EmoFace: Audio-driven Emotional 3D Face Animation

PyTorch implementation for the paper EmoFace: Audio-driven Emotional 3D Face Animation.

Environment

Linux
Python 3.7.0
Pytorch 1.9.0
CUDA 11.3

Data

As we could not publish the full dataset yet, we provide one piece of data from the evaluation set.

ACTOR: Original performance video of the actor.
VALID_CTR: Extracted controller value sequence.
VIDEO: MetaHuman Animation generated by VALID_CTR
WAV: Audio clip of the corresponding video.

Training and Testing

First, dataloader for training and testing need to be generated by data.py. The path to the dataset needs to be assigned.

Training and Testing is combined in main.py. To run the model with default settings, there is only need to set maximum epoches.

 python main.py --max_epoch 1000

When training, the weight would be saved in directory weight/.

Blink

The directory blink contains files related to blinks.
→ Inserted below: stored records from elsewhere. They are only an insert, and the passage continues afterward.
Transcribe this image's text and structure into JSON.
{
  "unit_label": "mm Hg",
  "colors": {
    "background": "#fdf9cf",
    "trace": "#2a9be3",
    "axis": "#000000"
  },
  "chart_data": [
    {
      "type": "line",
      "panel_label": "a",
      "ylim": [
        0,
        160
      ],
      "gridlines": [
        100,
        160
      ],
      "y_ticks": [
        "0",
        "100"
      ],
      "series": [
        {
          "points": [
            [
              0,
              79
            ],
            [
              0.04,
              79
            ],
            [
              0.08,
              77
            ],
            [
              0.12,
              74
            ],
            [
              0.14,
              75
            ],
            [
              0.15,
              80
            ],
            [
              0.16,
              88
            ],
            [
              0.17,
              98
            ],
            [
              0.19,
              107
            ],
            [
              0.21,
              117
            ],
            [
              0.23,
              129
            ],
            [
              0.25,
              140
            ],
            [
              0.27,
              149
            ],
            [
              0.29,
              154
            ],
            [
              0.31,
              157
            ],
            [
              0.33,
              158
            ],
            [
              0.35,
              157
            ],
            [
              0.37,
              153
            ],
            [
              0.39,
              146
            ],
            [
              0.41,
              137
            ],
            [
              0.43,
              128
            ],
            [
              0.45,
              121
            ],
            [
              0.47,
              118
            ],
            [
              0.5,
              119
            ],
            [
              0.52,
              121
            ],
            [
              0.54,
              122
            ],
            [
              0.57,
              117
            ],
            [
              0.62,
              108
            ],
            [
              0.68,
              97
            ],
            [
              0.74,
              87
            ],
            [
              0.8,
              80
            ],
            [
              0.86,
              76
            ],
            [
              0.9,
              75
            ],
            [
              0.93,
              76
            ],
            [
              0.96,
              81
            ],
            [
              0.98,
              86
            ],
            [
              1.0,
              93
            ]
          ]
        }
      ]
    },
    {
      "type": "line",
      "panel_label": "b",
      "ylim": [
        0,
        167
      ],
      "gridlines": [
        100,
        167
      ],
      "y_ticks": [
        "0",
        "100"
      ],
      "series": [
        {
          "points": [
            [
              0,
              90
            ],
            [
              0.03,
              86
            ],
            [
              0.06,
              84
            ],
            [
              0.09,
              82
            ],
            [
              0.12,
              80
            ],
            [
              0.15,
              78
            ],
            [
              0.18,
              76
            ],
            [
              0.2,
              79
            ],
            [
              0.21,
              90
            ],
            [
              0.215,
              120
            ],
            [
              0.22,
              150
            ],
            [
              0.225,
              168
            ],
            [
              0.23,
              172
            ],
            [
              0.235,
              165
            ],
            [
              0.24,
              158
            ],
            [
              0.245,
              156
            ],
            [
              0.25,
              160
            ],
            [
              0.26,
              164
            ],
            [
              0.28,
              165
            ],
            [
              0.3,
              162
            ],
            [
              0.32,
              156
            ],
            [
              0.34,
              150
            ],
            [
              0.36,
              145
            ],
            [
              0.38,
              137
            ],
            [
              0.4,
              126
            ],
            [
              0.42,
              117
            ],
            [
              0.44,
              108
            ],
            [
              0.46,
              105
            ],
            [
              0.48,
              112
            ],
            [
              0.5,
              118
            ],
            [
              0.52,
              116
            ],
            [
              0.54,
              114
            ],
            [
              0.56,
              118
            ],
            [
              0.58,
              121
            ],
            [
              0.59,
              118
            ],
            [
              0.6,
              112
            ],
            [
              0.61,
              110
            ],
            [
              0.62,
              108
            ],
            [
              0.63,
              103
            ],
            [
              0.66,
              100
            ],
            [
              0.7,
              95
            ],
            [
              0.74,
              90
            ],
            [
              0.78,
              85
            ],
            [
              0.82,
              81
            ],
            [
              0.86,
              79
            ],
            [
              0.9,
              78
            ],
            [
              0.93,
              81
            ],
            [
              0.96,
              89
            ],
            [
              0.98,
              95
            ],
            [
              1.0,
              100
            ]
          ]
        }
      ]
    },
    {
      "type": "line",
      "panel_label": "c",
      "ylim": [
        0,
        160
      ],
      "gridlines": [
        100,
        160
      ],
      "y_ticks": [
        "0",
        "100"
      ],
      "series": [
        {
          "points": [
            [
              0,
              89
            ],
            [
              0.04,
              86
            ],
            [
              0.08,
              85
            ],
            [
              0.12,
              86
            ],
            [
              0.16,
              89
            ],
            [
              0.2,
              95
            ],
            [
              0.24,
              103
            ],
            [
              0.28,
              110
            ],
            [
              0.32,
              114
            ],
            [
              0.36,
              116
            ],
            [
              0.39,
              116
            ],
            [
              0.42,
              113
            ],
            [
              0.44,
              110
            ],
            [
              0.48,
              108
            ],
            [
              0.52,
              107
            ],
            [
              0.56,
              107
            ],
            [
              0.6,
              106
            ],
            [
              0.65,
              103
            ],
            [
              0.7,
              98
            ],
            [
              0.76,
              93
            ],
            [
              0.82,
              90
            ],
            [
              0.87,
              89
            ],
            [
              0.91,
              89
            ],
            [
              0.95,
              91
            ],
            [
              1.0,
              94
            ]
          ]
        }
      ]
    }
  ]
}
data_collect.py: Collect EAR sequence and labels for training SVM prediction model.
train_svm.py: Train SVM predictor with collected data.
test_svm.py: Test the trained SVM predictor on other videos.
blink_detect_threshold.py: Traditional way of predicting blinks by setting thresholds.
blink_detect_svm.py: Use the trained SVM model to predict blinks.
data_analysis.py: Fit the blink intervals to a log-norm curve.

Demo

demo.py uses the trained model to output corresponding controller rig values for audio clips. The weight of model PATH, path to audio files audio_path and save files pred_path need to be assigned inside the script.

Visualization

Output of the model is .txt files containing controller values, each row stands for one frame. To visualize the output, you need a MetaHuman model with all the controller rigs in the valid_attr_names.txt.